Чтение онлайн

ЖАНРЫ

Иосиф Сталин – беспощадный созидатель
Шрифт:

• Кого успели повидать из большинства?

• Прежде всего, конечно, Ярославского. Евреи идут в «микву», а мы ЦКК. Он дал прочесть мне последнюю статью Льва в «Volkswille», направленную против меня, в которой он сам же оказывает мне услугу. Он пишет, что я был против уличного выступления 7 ноября, против собрания в МВТУ. Конечно, был. И, как видите, был совершенно прав. Вы читали его ужасную брошюру о том, кто руководит Коминтерном?

• Нет, не читал, но слышал.

• Ужасная, постыдная брошюра. Лев перешел от политики на личности, делает глупости, и никто его не может теперь удержать. Когда получилась статья Ярославского, я подумал, что тут что-то не так, что вероятно Лев поместил свою статью в «Volkswille», а оттуда буржуазная пресса перепечатала. Белобородов, когда узнал, схватился за голову и крикнул: «Или я сошел с ума, или Троцкий –

сумасшедший!»

• А как вы относитесь к статьям Ярославского?

• Что же, он со своей точки зрения совершенно прав. Не талантливо только пишет, но это не вина его, а беда, я бы написал лучше.
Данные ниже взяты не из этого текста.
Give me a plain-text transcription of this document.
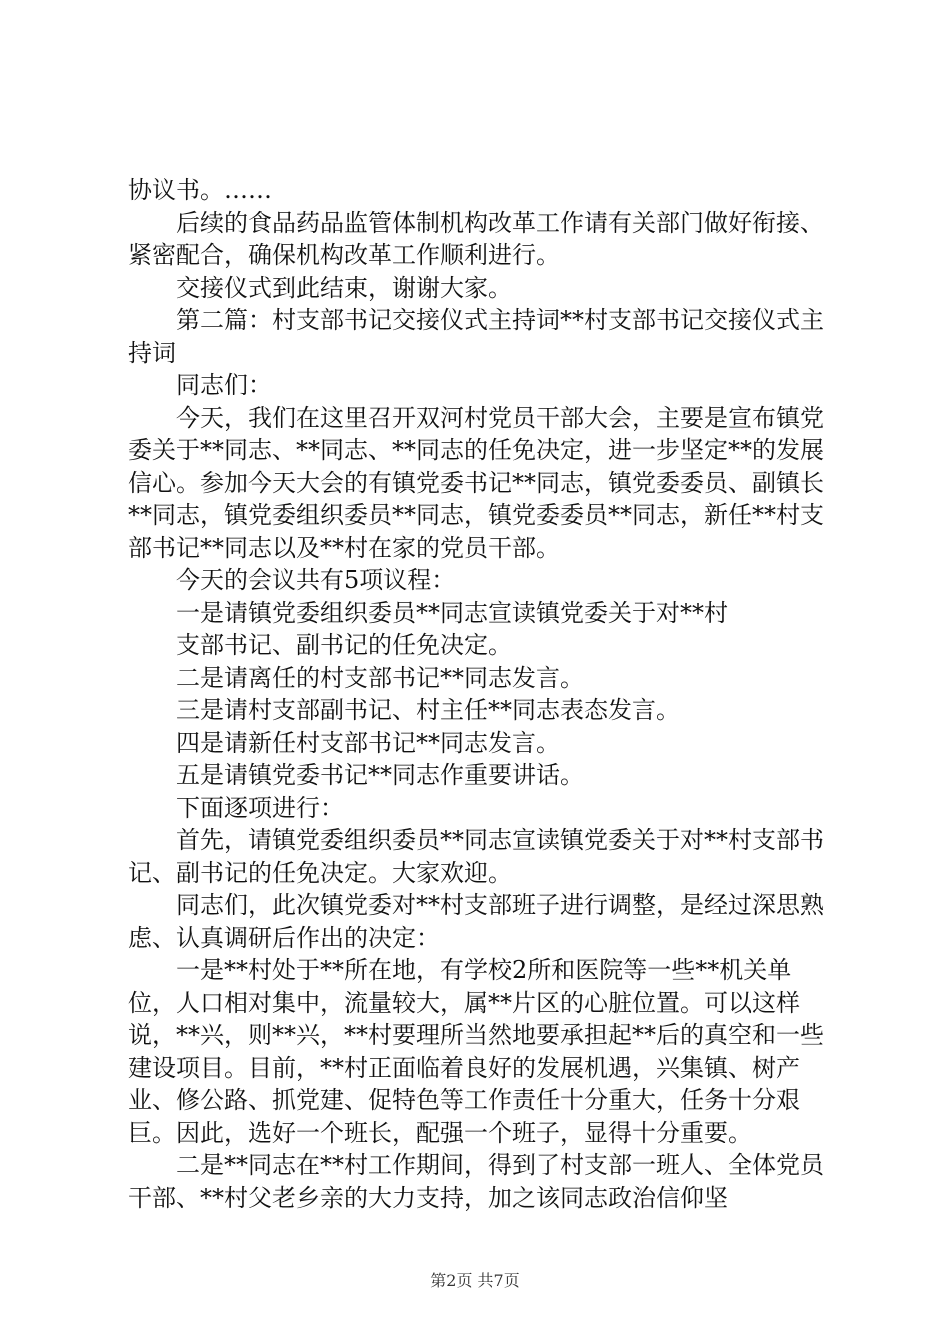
协议书。……

后续的食品药品监管体制机构改革工作请有关部门做好衔接、紧密配合，确保机构改革工作顺利进行。

交接仪式到此结束，谢谢大家。

第二篇：村支部书记交接仪式主持词**村支部书记交接仪式主持词

同志们：

今天，我们在这里召开双河村党员干部大会，主要是宣布镇党委关于**同志、**同志、**同志的任免决定，进一步坚定**的发展信心。参加今天大会的有镇党委书记**同志，镇党委委员、副镇长**同志，镇党委组织委员**同志，镇党委委员**同志，新任**村支部书记**同志以及**村在家的党员干部。

今天的会议共有5项议程：

一是请镇党委组织委员**同志宣读镇党委关于对**村

支部书记、副书记的任免决定。

二是请离任的村支部书记**同志发言。

三是请村支部副书记、村主任**同志表态发言。

四是请新任村支部书记**同志发言。

五是请镇党委书记**同志作重要讲话。

下面逐项进行：

首先，请镇党委组织委员**同志宣读镇党委关于对**村支部书记、副书记的任免决定。大家欢迎。

同志们，此次镇党委对**村支部班子进行调整，是经过深思熟虑、认真调研后作出的决定：

一是**村处于**所在地，有学校2所和医院等一些**机关单位，人口相对集中，流量较大，属**片区的心脏位置。可以这样说，**兴，则**兴，**村要理所当然地要承担起**后的真空和一些建设项目。目前，**村正面临着良好的发展机遇，兴集镇、树产业、修公路、抓党建、促特色等工作责任十分重大，任务十分艰巨。因此，选好一个班长，配强一个班子，显得十分重要。

二是**同志在**村工作期间，得到了村支部一班人、全体党员干部、**村父老乡亲的大力支持，加之该同志政治信仰坚

第2页 共7页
Надо было привести цитаты из Ленина и прежние решения, осуждающие участие в буржуазной прессе.

• Что вы будете делать?

• Хочу окончить первый том книги о Ленине, а если позволят – работать где-нибудь – что ж, поработаем. Мы – люди компанейские: когда ругаемся – так вовсю, а когда сговорились – то работаем без всяких разговоров.

• За вами следят?

• Нет. В первый же день ко мне пришли несколько железнодорожников-оппозиционеров, хотят вернуться в партию. Я говорю Ярославскому, что, если будут следить за всеми, кто ко мне приходит, – никто у меня бывать не будет. Дал слово, что слежки не будет. И, действительно, нету.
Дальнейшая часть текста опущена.